Hamilton’s Bungalow– A Scottish Connection with the Indian Sunderbans

Hamilton’s Bungalow at Gosaba Island is another well-liked tourist spot in Gosaba because of its historical evidence of being a memoir of Sir Daniel Mackinnon Hamilton. This Bungalow is located near the Gosaba Ferry Ghat and it was Sir Daniel’s own house, where he spent a pretty long time. Similar to the Beacon’s Bungalow, Hamilton’s Bungalow is also another architectural wonder constructed by Sir Hamilton at Gosaba. This bungalow is also constructed on stilts. Many people think that this distinctive aspect of construction is what keeps these kinds of buildings safe. The Sunderbans is known for being cyclone-prone, and Gosaba has been battered by violent storms numerous times. While many ostensibly sturdier houses were destroyed, these delicate timber structures somehow managed to withstand the winds.
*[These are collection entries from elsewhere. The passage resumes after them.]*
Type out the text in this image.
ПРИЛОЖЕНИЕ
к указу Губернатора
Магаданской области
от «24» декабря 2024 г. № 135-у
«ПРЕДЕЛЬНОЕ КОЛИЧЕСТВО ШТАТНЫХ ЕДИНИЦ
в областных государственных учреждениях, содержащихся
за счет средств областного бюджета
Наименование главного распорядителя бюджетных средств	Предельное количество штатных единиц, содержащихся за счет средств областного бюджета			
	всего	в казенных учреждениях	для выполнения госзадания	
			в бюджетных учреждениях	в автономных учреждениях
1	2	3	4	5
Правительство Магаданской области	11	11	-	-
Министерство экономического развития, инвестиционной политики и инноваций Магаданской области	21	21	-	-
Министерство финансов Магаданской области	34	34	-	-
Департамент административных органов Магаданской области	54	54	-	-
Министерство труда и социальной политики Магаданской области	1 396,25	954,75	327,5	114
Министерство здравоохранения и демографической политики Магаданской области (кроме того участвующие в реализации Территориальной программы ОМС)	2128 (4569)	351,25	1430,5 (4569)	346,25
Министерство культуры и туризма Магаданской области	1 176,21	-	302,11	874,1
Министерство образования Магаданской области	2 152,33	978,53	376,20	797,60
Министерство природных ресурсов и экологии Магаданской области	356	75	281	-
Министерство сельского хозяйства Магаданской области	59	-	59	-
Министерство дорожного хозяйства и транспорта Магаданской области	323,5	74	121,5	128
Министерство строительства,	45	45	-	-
How to Reach to Gosaba, Sunderbans from Kolkata

[1] Via Roadways: From Kolkata, there are two bus routes to get to the Sunderbans. Route 1: Kolkata-Basanti Highway, and Route 2: Kolkata-Baruipur-Canning Highway. The Basanti Road connects to the Eastern Metropolitan Bypass near Science City, Kolkata. The distance from Kolkata to Gadkhali is approx. 100 Kms, and it takes more or less three hours to get there. The second option is to go down the Kolkata-Baruipur-Canning Highway. The distance is more or less the same; however, the second option takes more time. Here to be noted that Gadkhali is the entry point of the Sunderbans National Park and Gosaba main market is located just opposite to the Gadkhali Ferry Ghat.
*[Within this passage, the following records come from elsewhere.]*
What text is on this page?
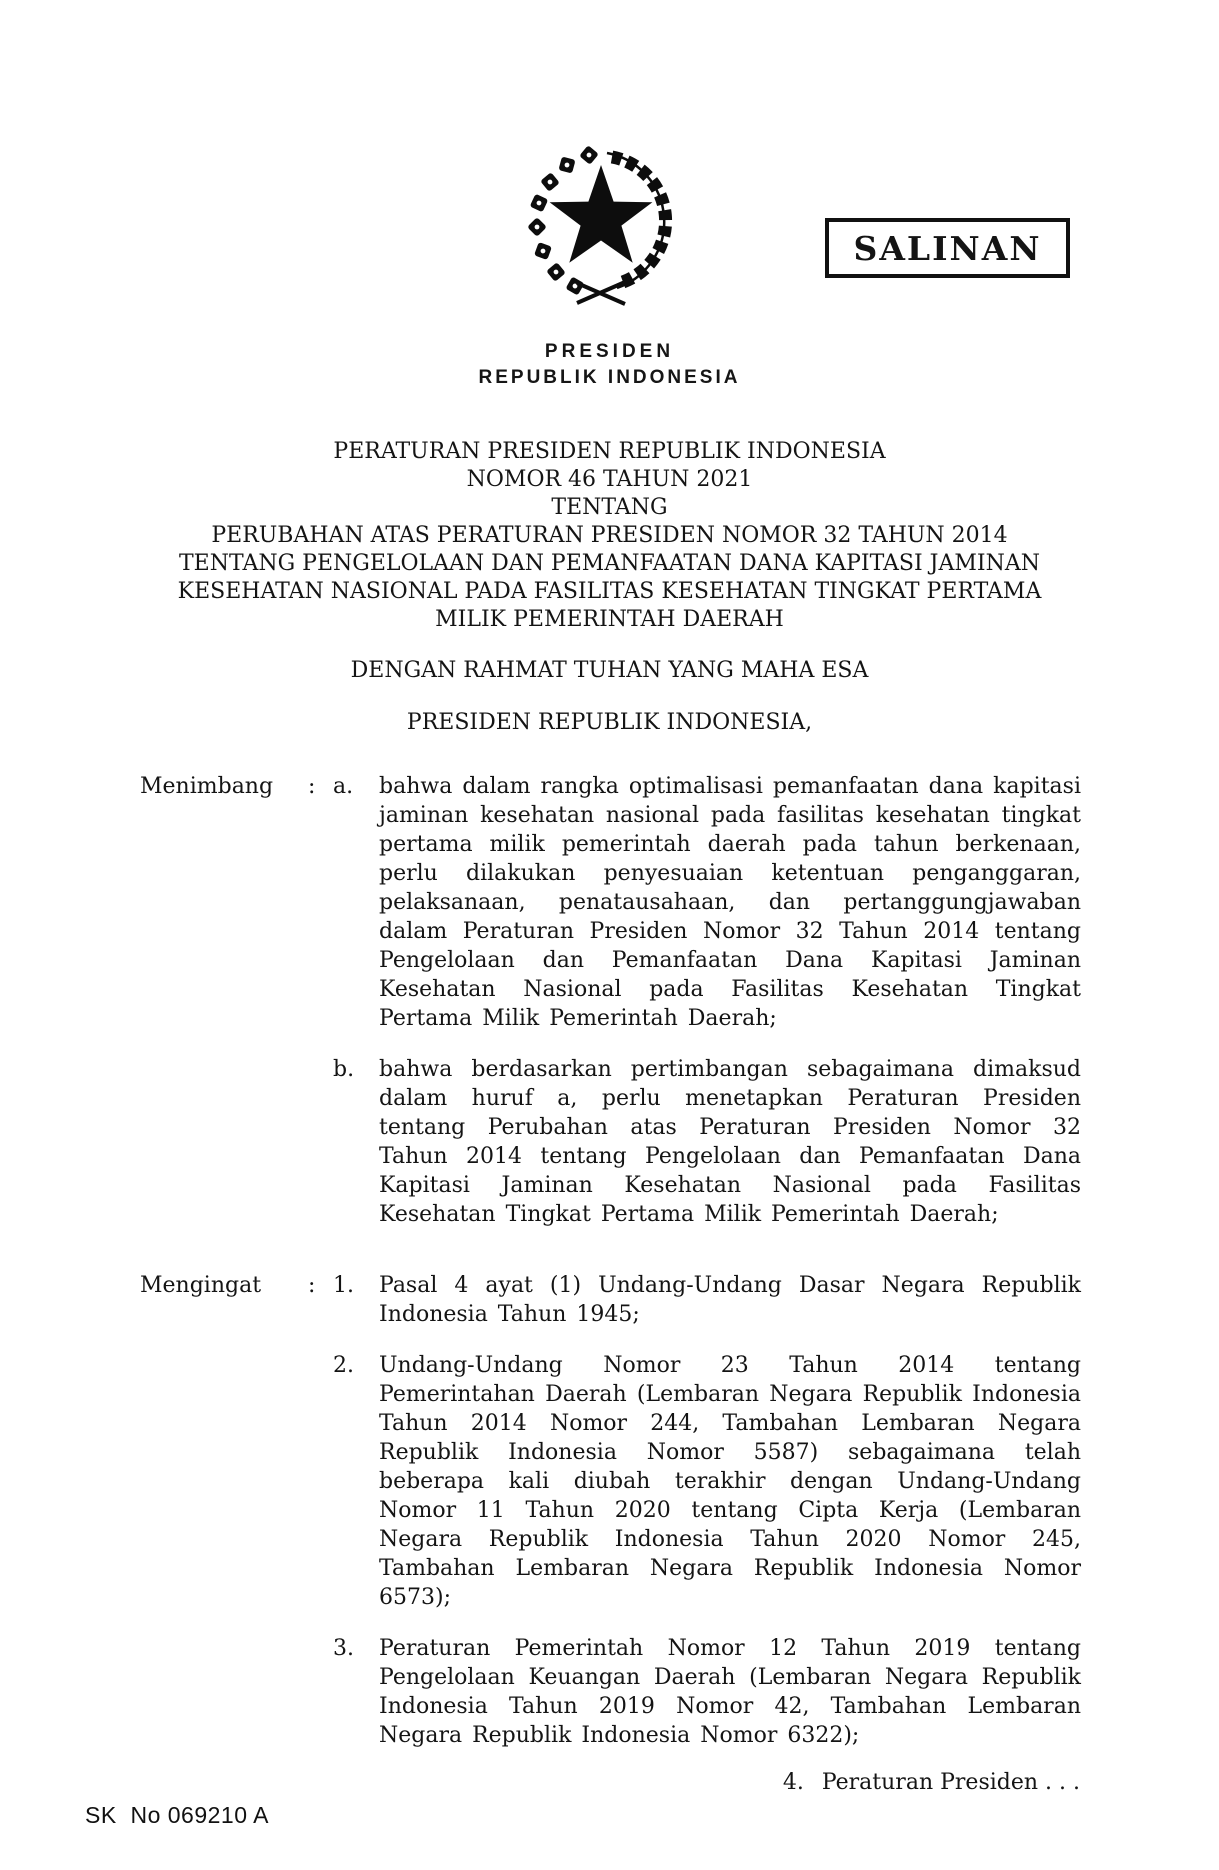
SALINAN
PRESIDEN
REPUBLIK INDONESIA
PERATURAN PRESIDEN REPUBLIK INDONESIA
NOMOR 46 TAHUN 2021
TENTANG
PERUBAHAN ATAS PERATURAN PRESIDEN NOMOR 32 TAHUN 2014
TENTANG PENGELOLAAN DAN PEMANFAATAN DANA KAPITASI JAMINAN
KESEHATAN NASIONAL PADA FASILITAS KESEHATAN TINGKAT PERTAMA
MILIK PEMERINTAH DAERAH
DENGAN RAHMAT TUHAN YANG MAHA ESA
PRESIDEN REPUBLIK INDONESIA,
Menimbang	: a.	bahwa dalam rangka optimalisasi pemanfaatan dana kapitasi jaminan kesehatan nasional pada fasilitas kesehatan tingkat pertama milik pemerintah daerah pada tahun berkenaan, perlu dilakukan penyesuaian ketentuan penganggaran, pelaksanaan, penatausahaan, dan pertanggungjawaban dalam Peraturan Presiden Nomor 32 Tahun 2014 tentang Pengelolaan dan Pemanfaatan Dana Kapitasi Jaminan Kesehatan Nasional pada Fasilitas Kesehatan Tingkat Pertama Milik Pemerintah Daerah;
b.	bahwa berdasarkan pertimbangan sebagaimana dimaksud dalam huruf a, perlu menetapkan Peraturan Presiden tentang Perubahan atas Peraturan Presiden Nomor 32 Tahun 2014 tentang Pengelolaan dan Pemanfaatan Dana Kapitasi Jaminan Kesehatan Nasional pada Fasilitas Kesehatan Tingkat Pertama Milik Pemerintah Daerah;
Mengingat	: 1.	Pasal 4 ayat (1) Undang-Undang Dasar Negara Republik Indonesia Tahun 1945;
2.	Undang-Undang Nomor 23 Tahun 2014 tentang Pemerintahan Daerah (Lembaran Negara Republik Indonesia Tahun 2014 Nomor 244, Tambahan Lembaran Negara Republik Indonesia Nomor 5587) sebagaimana telah beberapa kali diubah terakhir dengan Undang-Undang Nomor 11 Tahun 2020 tentang Cipta Kerja (Lembaran Negara Republik Indonesia Tahun 2020 Nomor 245, Tambahan Lembaran Negara Republik Indonesia Nomor 6573);
3.	Peraturan Pemerintah Nomor 12 Tahun 2019 tentang Pengelolaan Keuangan Daerah (Lembaran Negara Republik Indonesia Tahun 2019 Nomor 42, Tambahan Lembaran Negara Republik Indonesia Nomor 6322);

4. Peraturan Presiden . . .

SK  No 069210 A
[2] Via Railways: One must board the Sealdah-Canning Local train at Sealdah South station to travel to the Indian Sunderbans by train. Trains arrive at Sealdah every hour. However, the 07:40 AM Sealdah-Canning Train is the most suitable train. After arrival at Canning, you may share vehicle or if you can afford, you can reserve a Magic-van to get to the Gadkhali Ferry Ghat.

[3] Via Waterway: There are two main entry points to reach the Indian Sunderbans from Kolkata via waterways and these are: (1) Gadkhali, and (2) Jharkhali.

Best Time to Visit Sunderbans

Sunderbans is best visited between September and March for tiger and bird photography.